And with that he folded his arms and shut tight his mouth, as if to ensure that no further morsel of his wisdom might slip past his lips. The great novel underway from Evan Parker/Parker Evan was safe from the lesser eyes, ears, and noses of the Ripley Symposia’s first-year prose fiction workshop.
The mother and the daughter in the old house: that was his writing sample. And if ever a work of prose pointed less to a stupendous, surefire, can’t-douse-its-fire plot it could only be something along the lines of an exposé on the drying of paint. Jake took extra time with the piece before his first one-on-one meeting with its author, just to make sure he wasn’t missing a buried
At the same time, it sort of annoyed him to note that the writing itself wasn’t terrible. Evan Parker—and Evan Parker he would be, unless and until he actually succeeded in publishing his threatened masterwork and requiring a privacy-saving pen name—might have dwelt upon his supposedly spectacular plot in the workshop but Jake’s obnoxious student had produced eight pages of entirely inoffensive sentences without obvious defects or even the usual writerly indulgences. The bald fact of it was: this asshole appeared to be a natural writer with the kind of relaxed and appreciative relationship with language even those writing programs far higher up the prestige scale than Ripley’s were incapable of teaching, and which Jake himself had never once imparted to a student (as he, himself, had never once received it from a teacher). Parker wrote with an eye for detail and an ear for the way the words wove into sequence. He conjured his two apparent protagonists (a mother named Diandra and her teenage daughter, Ruby) and their home, a very old house in some unnamed part of the country where snow was general in winter, with an economy of description that somehow conveyed these people in their setting, as well as the obvious and even alarming level of tension between them. Ruby, the daughter, was studious and sullen, and she came up out of the page as a closely observed and even textured character. Diandra, the mother, was a less defined but heavy presence at the edges of the daughter’s perspective, as Jake supposed one might expect in a capacious old house with only two people in it. But even at opposite ends of the home they shared, their mutual loathing was radiant.

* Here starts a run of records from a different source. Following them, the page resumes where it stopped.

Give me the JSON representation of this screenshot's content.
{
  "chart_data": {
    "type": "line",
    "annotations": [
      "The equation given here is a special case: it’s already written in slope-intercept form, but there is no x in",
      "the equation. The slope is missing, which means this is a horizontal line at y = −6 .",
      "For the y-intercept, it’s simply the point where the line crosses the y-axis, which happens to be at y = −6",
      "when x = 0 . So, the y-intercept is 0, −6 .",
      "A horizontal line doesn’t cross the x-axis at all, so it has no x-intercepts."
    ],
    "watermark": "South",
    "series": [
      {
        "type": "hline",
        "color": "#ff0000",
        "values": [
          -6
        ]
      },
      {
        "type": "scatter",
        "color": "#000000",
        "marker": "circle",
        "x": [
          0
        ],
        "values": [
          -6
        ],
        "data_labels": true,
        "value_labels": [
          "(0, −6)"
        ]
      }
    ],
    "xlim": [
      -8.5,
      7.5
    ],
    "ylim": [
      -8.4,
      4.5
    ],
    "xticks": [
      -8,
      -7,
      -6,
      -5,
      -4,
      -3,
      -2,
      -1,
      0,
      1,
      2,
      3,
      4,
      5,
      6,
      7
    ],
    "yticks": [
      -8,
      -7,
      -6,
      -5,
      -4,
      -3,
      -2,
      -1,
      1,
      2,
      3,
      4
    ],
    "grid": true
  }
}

He had been through the piece twice, already; once a few nights earlier in the course of his all-nighter, and again the night after his first class, when sheer curiosity had driven him back to the folders, hoping to learn a bit more about this jerk. When Parker made such sensational claims for his plot Jake had thought inevitably of that body discovered in the sand, aggressively decaying while still illogically in possession of “honeymelon” breasts, and he’d been more than a little surprised to discover that this memorable incongruity had sprung from the fertile mind of his student Chris, a hospital administrator from Roanoke and the mother of three daughters. A few moments later, when he realized that Evan Parker was the author of these particular pages—well written, to be sure, but utterly devoid of any plot, let alone a plot so scintillating even a “lousy writer” couldn’t mess it up—Jake had wanted to laugh.
Now, with the author himself about to arrive for his first student-teacher conference, he sat down with the excerpt for a third and hopefully final time.
Ruby could hear her mother, all the way upstairs in her bedroom and on the phone. She couldn’t hear the actual words, but she knew when Diandra was on one of her Psychic Hotline calls because the voice went up and got billowy, as if Diandra (or at least her psychic alias, Sister Dee Dee) were floating overhead, looking down at everything in the poor caller’s life and seeing all. When her mother’s voice was mid-range and her tone flat, Ruby could tell that Diandra was working for one of the off-site customer service lines she logged in to. And when it got low and breathy, it was the porn chat line that had been the soundtrack of most of the last couple of years of Ruby’s life.
Ruby was downstairs in the kitchen, retaking an at-home history test by her own special request to her teacher. The test had been on the Civil War up through the postwar reconstruction, and she’d gotten an answer wrong about what a carpetbagger was, and where the word came from. It was only a little thing, but it had been enough to kick her out of her usual spot at the top of the class. Naturally she’d asked for another fifteen questions.